With the beginning of the new year, the Biden Administration seems to be checking its list of resolutions from last year and has floated indications that its National Cyber Strategy is coming. According, to news accounts, we should see the new strategy in the next few months.
But, more importantly, the Administration is signaling that they will support regulations requiring baseline cybersecurity much like agencies in the Department of Transportation have already done with respect to pipelines and some rail entities. And, such regulatory requirements are nothing new to some sectors of the U.S. economy like the nuclear industry, large electric utilities, financial services firms, and the defense industry. However, should the Biden Administration actually follow through, this would mark a sea change in U.S. cybersecurity policy, one that would track in some respects with recent changes to European Union policy. Of course, some would point out that it is not so much a sea change as a return to the thinking of some during the first term of the Obama Administration as evidenced in the cybersecurity package Senators Joe Lieberman (I-CT), Susan Collins (R-ME), and Tom Carper (D-DE) could not quite get out of the Senate.

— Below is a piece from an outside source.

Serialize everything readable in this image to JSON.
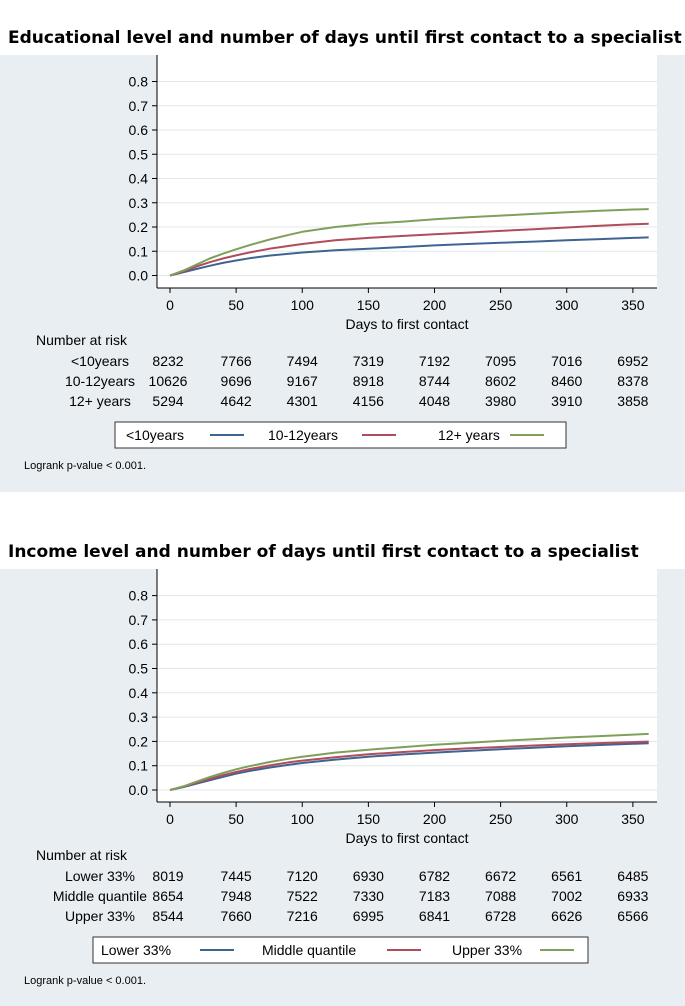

Of course, the Trump Administration published its National Cyber Strategy in 2018, the first update of the Bush Administration’s 2003 National Strategy to Secure Cyberspace. Understandably, the Biden Administration has different policies from the previous White House. Additionally, the new strategy may even rewrite the Obama Administration’s Presidential Policy Directive 21 that sought to reform how the U.S. government addressed cybersecurity.